Why a giant Koala? Hey, why the hell not? I love that the director doesn't really explain that there is a giant Koala-Man, nor that his boss is a giant rabbit, nor that there is a small role for a giant Frog who works at a convenience store. Everyone else in the film is human, and with the exception that the Koala is suspected of murdering a girl, and then possibly his ex-wife, or maybe more than that stemming from a childhood of evil, no one takes him being a Koala as not normal. It's just one of those 'things' in Japan, as if the mentality of the Muppets is so straightforward for them, albeit in this case in a dark-comedy-thriller context where the Koala goes insane with red-eyes and KILLS KILLS like a robot.

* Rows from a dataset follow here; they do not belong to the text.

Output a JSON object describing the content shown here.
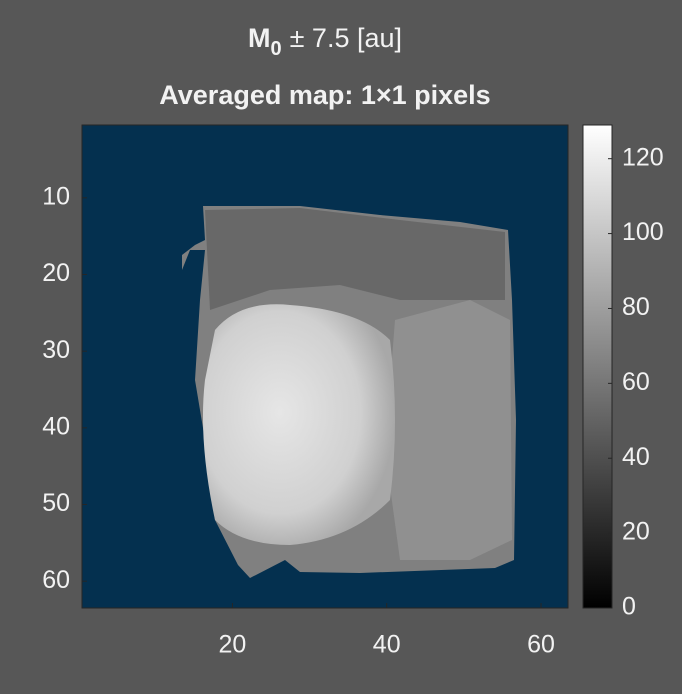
{
  "chart_data": {
    "type": "image",
    "title": {
      "symbol": "M",
      "subscript": "0",
      "rest": "± 7.5 [au]"
    },
    "subtitle": "Averaged map: 1×1 pixels",
    "colormap": "gray",
    "background_color": "#04304f",
    "xlim": [
      0.5,
      63.5
    ],
    "xticks": [
      20,
      40,
      60
    ],
    "ylim": [
      0.5,
      63.5
    ],
    "yticks": [
      10,
      20,
      30,
      40,
      50,
      60
    ],
    "y_reversed": true,
    "colorbar": {
      "clim": [
        0,
        129
      ],
      "ticks": [
        0,
        20,
        40,
        60,
        80,
        100,
        120
      ]
    }
  }
}
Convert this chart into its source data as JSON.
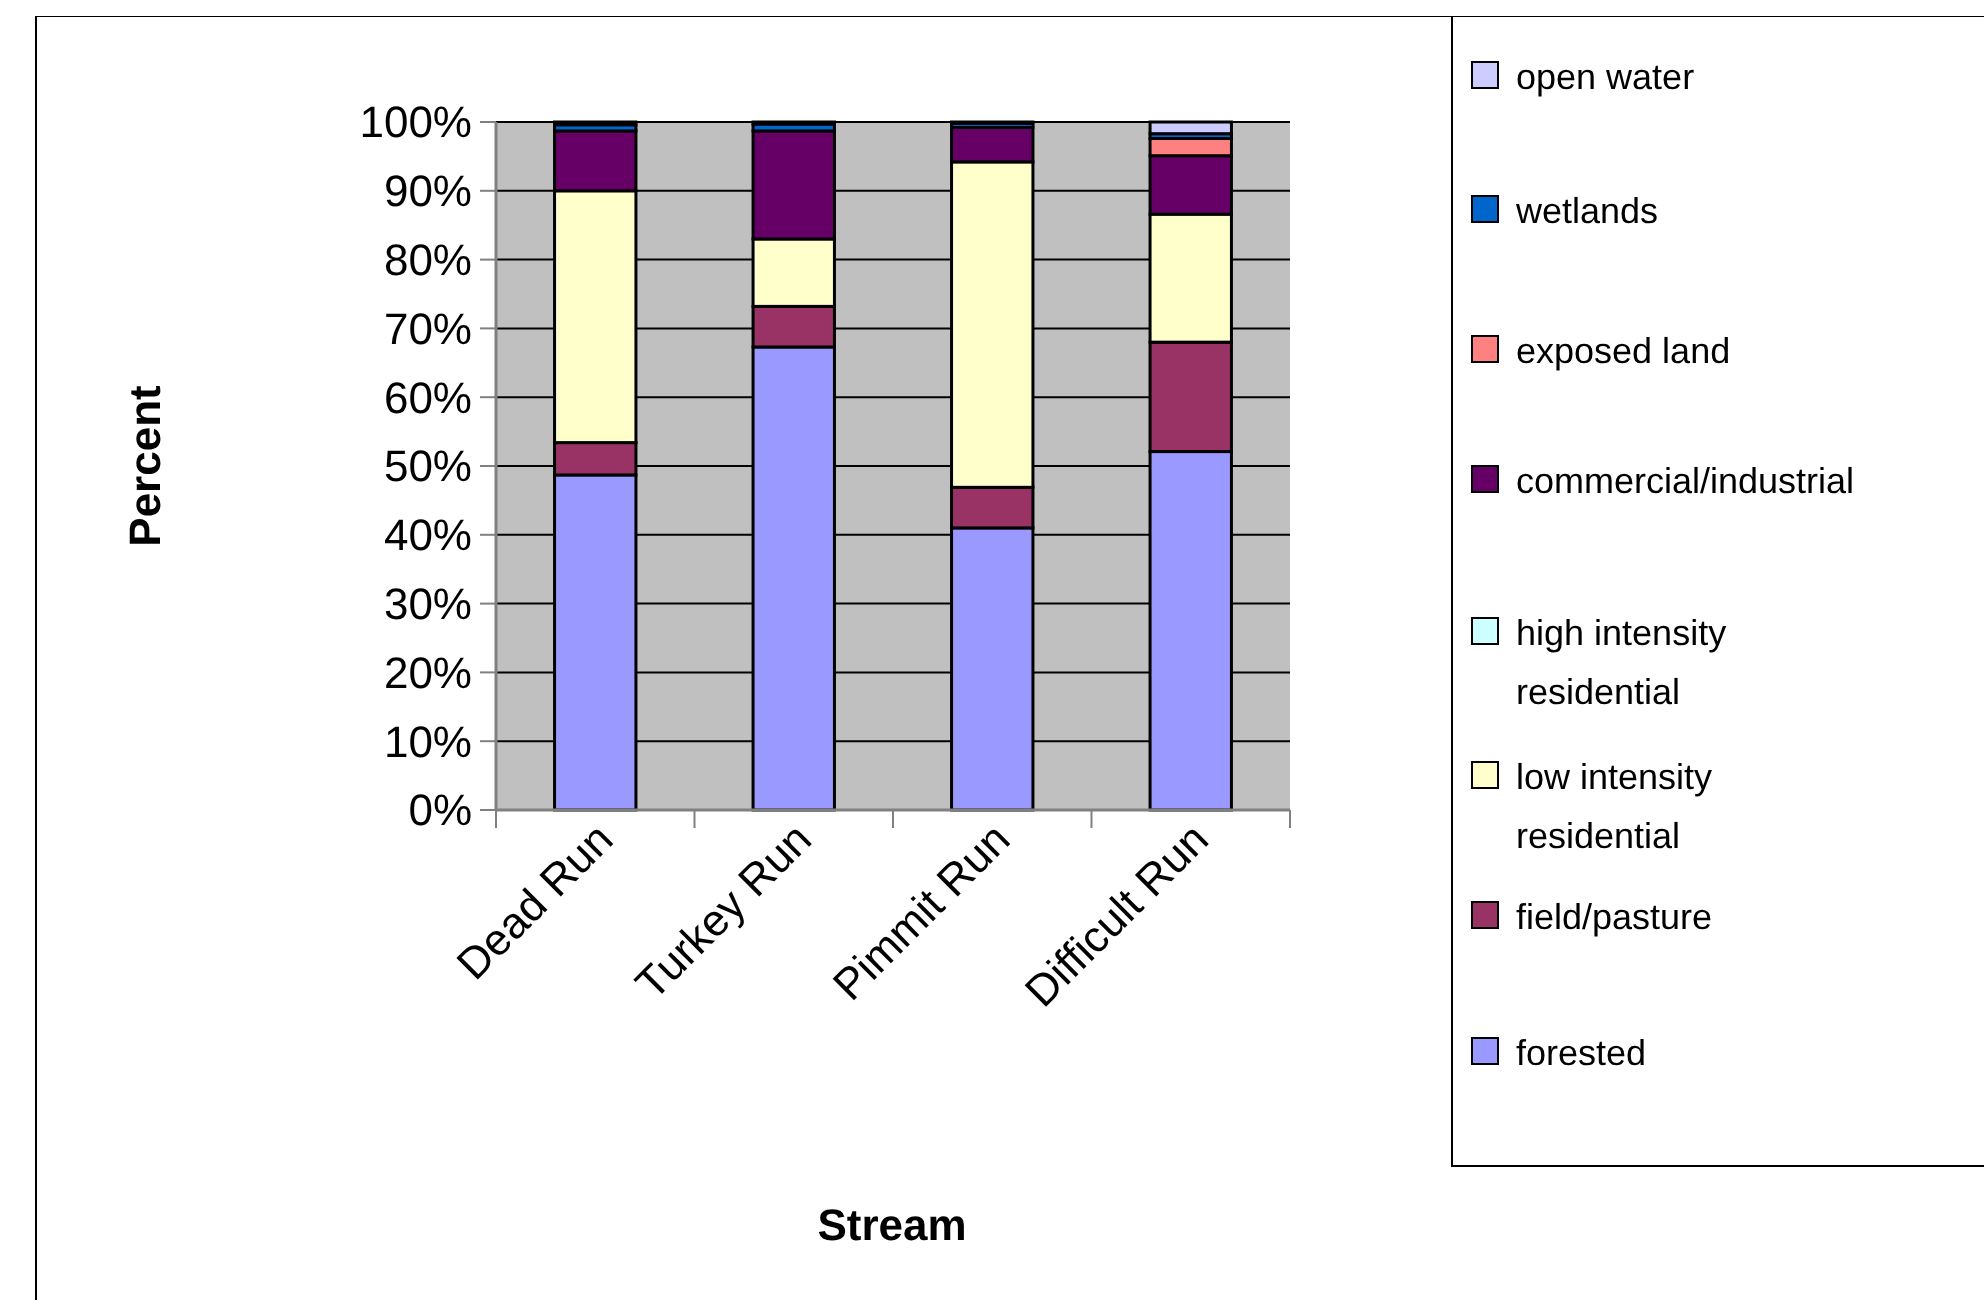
{
  "chart_data": {
    "type": "bar",
    "stacked": true,
    "xlabel": "Stream",
    "ylabel": "Percent",
    "categories": [
      "Dead Run",
      "Turkey Run",
      "Pimmit Run",
      "Difficult Run"
    ],
    "series": [
      {
        "name": "forested",
        "color": "#9999ff",
        "values": [
          48.7,
          67.3,
          41.0,
          52.1
        ]
      },
      {
        "name": "field/pasture",
        "color": "#993366",
        "values": [
          4.7,
          5.9,
          5.9,
          15.9
        ]
      },
      {
        "name": "low intensity residential",
        "color": "#ffffcc",
        "values": [
          36.6,
          9.8,
          47.3,
          18.6
        ]
      },
      {
        "name": "high intensity residential",
        "color": "#ccffff",
        "values": [
          0,
          0,
          0,
          0
        ]
      },
      {
        "name": "commercial/industrial",
        "color": "#660066",
        "values": [
          8.7,
          15.7,
          5.0,
          8.5
        ]
      },
      {
        "name": "exposed land",
        "color": "#ff8080",
        "values": [
          0,
          0,
          0,
          2.5
        ]
      },
      {
        "name": "wetlands",
        "color": "#0066cc",
        "values": [
          0.9,
          1.0,
          0.6,
          0.7
        ]
      },
      {
        "name": "open water",
        "color": "#ccccff",
        "values": [
          0.4,
          0.3,
          0.2,
          1.7
        ]
      }
    ],
    "ylim": [
      0,
      100
    ],
    "yticks": [
      {
        "value": 0,
        "label": "0%"
      },
      {
        "value": 10,
        "label": "10%"
      },
      {
        "value": 20,
        "label": "20%"
      },
      {
        "value": 30,
        "label": "30%"
      },
      {
        "value": 40,
        "label": "40%"
      },
      {
        "value": 50,
        "label": "50%"
      },
      {
        "value": 60,
        "label": "60%"
      },
      {
        "value": 70,
        "label": "70%"
      },
      {
        "value": 80,
        "label": "80%"
      },
      {
        "value": 90,
        "label": "90%"
      },
      {
        "value": 100,
        "label": "100%"
      }
    ],
    "grid": "y",
    "legend": "right"
  }
}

The film grows to be a big entertainment mostly near the end with a big climactic fight that had me and my friends howling with laughter and cheering. Up until then, it has a curious disposition: it is funny, yes, but it also 'tries' to be funny in some ways that don't work, except maybe in some inside-joke way that Japansese would get and Western audiences would feel out of the loop. But the film has a great charm to it, and knows what it is enough to poke fun at itself (i.e. those flashback scenes the Koala has with his 'romance' stuff), and actually gets oddly dark when the Koala is sent to prison(!) in a fake Alcatraz scenario where he's bullied by everybody else.

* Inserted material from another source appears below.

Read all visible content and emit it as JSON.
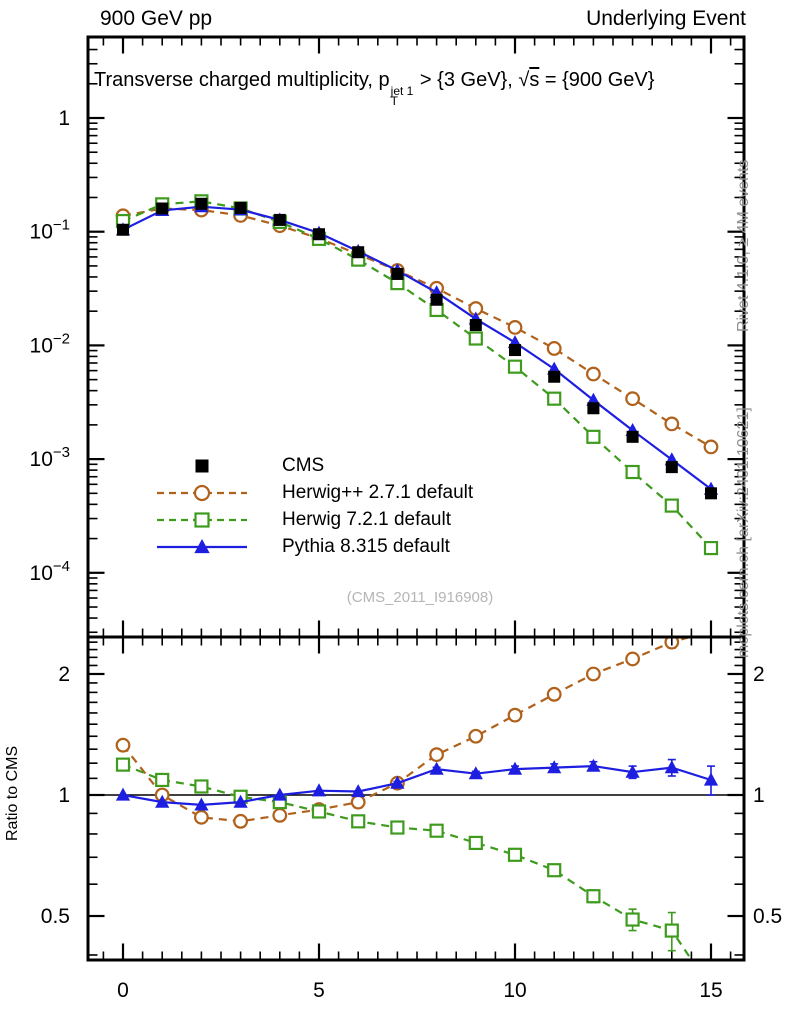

Executive Koala is recommendable to certain movie buffs. It's not a movie you tell your mother to watch unless she happens to have an affinity for weird anthropomorphic stories of corporate and psychological horror. But if you're hanging out with friends and want that next rush of crazy-Japanese filmmaking (or for Japan is, um, just another Thursday), it's fun and different. And the Koala-man is actually a good actor! I would credit him but IMDb doesn't provide any names for anyone (perhaps due to it being an anonymity thing, or just because of laziness).